Ich glaube es kaum. Die beste Ehefrau von allen schlägt den Klettersteig Burrone bei Mezzocorona als Wanderziel vor. Ich verstehe die Welt nicht mehr. Nach dem Erlebnis Gaetano-Falcipieri-Klettersteig auf dem Pasubio-Massiv hätte ich mir gedacht, dass sie nie wieder einen Klettersteig mitgeht.
„Do bin i friar schon amol gwesen und wor koan Problem.“
Naha dann…
Die Anfahrt ist recht kurz. Von Tramin bis nach Mezzocorona sind es über die Weinstraße nur circa 30 Autominuten. Wir parken auf einem kleinen Parkplatz, der schon ziemlich voll ist. Komisch, sind um diese Uhrzeit schon so viele Wanderer bzw. Kletterer losgezogen? Aha, ein Fischteich liegt direkt neben dem Parkplatz und ein Dutzend Fischer frönen ihrem Angelhobby. Darum also die vielen Autos.
Wenige Meter durch den Wald, über eine nigelnagelneue kleine Holzbrücke, dann entlang eines auch sehr neu aussehenden Drahtseils, und schon stehen wir neben einem eingekesselten Wasserfall vor einer senkrechten Wand.
Klettersteig Burrone
Mit großen Augen steht die beste Ehefrau von allen vor einer, ich schätze mal, 20 m hohen, senkrechten Eisenleiter.
„Naaaa, dei hots zem nit geben!“
Hätte mich auch schwer gewundert, wenn es diese Leiter schon damals gegeben hätte, denn dann wäre dieser Tourenvorschlag sicherlich nicht von ihr gekommen.
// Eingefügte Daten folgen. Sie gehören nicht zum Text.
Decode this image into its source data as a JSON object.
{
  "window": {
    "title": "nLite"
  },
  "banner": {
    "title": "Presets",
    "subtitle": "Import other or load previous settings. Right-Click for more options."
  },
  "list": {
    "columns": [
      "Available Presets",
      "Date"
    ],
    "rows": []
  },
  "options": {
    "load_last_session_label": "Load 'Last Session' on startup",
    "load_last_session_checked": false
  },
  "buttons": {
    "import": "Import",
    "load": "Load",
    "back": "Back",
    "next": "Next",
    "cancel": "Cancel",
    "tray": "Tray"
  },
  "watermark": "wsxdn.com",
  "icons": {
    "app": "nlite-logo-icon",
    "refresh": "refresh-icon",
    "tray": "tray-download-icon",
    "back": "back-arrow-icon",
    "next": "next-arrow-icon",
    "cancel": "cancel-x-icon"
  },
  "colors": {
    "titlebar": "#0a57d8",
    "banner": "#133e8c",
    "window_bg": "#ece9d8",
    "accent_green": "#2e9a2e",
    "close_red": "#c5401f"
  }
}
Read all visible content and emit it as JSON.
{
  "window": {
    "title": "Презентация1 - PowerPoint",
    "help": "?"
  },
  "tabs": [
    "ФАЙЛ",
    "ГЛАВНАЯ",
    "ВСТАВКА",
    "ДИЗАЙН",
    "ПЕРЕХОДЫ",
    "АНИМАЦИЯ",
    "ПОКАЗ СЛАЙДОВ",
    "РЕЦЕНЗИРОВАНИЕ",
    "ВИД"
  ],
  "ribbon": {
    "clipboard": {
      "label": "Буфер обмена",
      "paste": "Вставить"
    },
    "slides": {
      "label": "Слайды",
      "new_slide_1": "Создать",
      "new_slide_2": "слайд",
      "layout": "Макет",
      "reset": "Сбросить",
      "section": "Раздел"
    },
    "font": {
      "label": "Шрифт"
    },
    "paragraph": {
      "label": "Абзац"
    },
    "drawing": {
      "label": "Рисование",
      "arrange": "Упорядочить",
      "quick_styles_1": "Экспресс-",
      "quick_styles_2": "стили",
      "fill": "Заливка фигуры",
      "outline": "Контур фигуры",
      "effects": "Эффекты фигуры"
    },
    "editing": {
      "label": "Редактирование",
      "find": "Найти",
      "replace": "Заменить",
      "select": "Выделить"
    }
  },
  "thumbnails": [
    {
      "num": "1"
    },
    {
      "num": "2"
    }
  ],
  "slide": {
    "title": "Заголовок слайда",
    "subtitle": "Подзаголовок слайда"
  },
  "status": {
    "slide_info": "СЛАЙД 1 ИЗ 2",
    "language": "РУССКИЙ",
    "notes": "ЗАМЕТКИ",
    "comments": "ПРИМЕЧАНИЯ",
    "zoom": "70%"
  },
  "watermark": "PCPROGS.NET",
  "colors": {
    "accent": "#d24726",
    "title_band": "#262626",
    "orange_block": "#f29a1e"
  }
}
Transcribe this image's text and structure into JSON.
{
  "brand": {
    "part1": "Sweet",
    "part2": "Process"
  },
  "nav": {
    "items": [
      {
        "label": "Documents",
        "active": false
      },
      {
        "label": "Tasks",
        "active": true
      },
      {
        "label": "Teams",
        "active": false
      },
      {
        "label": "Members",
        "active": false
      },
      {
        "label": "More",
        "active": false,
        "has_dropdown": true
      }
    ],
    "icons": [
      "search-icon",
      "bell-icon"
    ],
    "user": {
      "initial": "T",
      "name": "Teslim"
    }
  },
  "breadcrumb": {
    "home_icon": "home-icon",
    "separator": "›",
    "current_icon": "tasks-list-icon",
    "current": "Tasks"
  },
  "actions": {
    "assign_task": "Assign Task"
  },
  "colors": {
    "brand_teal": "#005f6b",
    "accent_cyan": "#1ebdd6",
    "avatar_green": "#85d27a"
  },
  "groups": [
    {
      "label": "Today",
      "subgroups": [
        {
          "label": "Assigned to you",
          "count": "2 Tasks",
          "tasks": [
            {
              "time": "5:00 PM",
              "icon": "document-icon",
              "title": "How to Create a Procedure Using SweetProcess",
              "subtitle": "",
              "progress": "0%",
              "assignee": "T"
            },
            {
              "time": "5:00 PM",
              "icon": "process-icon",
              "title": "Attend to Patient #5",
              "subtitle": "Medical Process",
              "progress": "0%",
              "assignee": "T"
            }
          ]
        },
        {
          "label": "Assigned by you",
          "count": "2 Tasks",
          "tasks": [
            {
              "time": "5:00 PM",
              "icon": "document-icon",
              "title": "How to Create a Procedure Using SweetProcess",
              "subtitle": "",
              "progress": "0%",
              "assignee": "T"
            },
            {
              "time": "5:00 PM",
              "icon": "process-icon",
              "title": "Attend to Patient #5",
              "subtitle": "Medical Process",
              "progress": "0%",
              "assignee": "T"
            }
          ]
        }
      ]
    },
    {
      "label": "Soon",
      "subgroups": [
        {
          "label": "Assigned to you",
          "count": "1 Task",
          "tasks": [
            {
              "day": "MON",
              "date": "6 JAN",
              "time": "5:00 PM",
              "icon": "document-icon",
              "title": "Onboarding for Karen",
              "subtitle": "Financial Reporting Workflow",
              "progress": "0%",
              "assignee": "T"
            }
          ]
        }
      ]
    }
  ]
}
Was wird sie jetzt tun? Wird sie hochgehen? Wird es wieder den gleichen „Aufstand“ wie auf dem Falcipieri-Klettersteig geben? Blöderweise müssen wir – wie damals – warten, denn vor uns erklimmt gerade eine größere Gruppe Kletterer die Leiter.
Endlich kommen wir an die Reihe. Die beste Ehefrau von allen natürlich wieder mit Absturzsicherung, also mit Klettergurt und zwei Karabinern. Ich ohne hinten drein. Theoretisch sollte ich Abstand halten, denn wenn sie fällt, dann bleibt sie zwar hängen, aber mich schubst sie unweigerlich in die Tiefe. Es geht aber nicht anders. Der besten Ehefrau von allen Knie vibrieren leicht, beim Umhacken der Karabiner stellt sie sich so schusselig an, dass ich Angst habe, sie hängt sich nicht korrekt ein. Es hilft nichts, ich muss ganz nahe hinterhersteigen und ihr die Karabiner bei jedem Stift umhängen. Zusätzlich drücke ich meine Wange an ihre Waden, sodass sie sich etwas beruhigt. Das hilft sogar, das Vibrieren wird schwächer. Langsam, aber stetig geht es voran. Zweimal müssen wir von einer Leiter auf die nächste umsteigen. Ist aber nicht sonderlich schwierig, da die Leitern direkt anschließen. Die mittlere, lange Leiter ist effektiv senkrecht, die erste und letzte, beide etwas kürzer, sind leicht geneigt.
Oben angekommen bin ich mächtig stolz. Sie hat es geschafft. Super, jetzt geht es sicherlich bis ganz hinauf, denn ich glaube nicht, dass sie die Leiter wieder runter will.
An dieser Stelle möchte ich kurz Folgendes klarstellen: Es ist nicht so, dass ich die beste Ehefrau von allen zwinge, irgendwo hinaufzuklettern, wenn es über ihre Möglichkeiten geht. Es ist nur schlicht und einfach so, dass sie eine kleine Phobie vor Leitern hat, obwohl sie einen technisch dreimal so schwierigen Kamin ohne Angst hinaufkommen würde. Frei stehende Felsen mit Tiefblick sind aber ein kleines Problem.
Nach der Leiter geht es ein klein wenig ausgesetzt nach rechts. Von unten führt augenscheinlich ein zweiter Steig, der die Leiter umgeht, herauf. Wir hätten uns also die Leiter ersparen können. Bloß wo war der zweite Einstieg? Gesehen haben wir ihn nicht.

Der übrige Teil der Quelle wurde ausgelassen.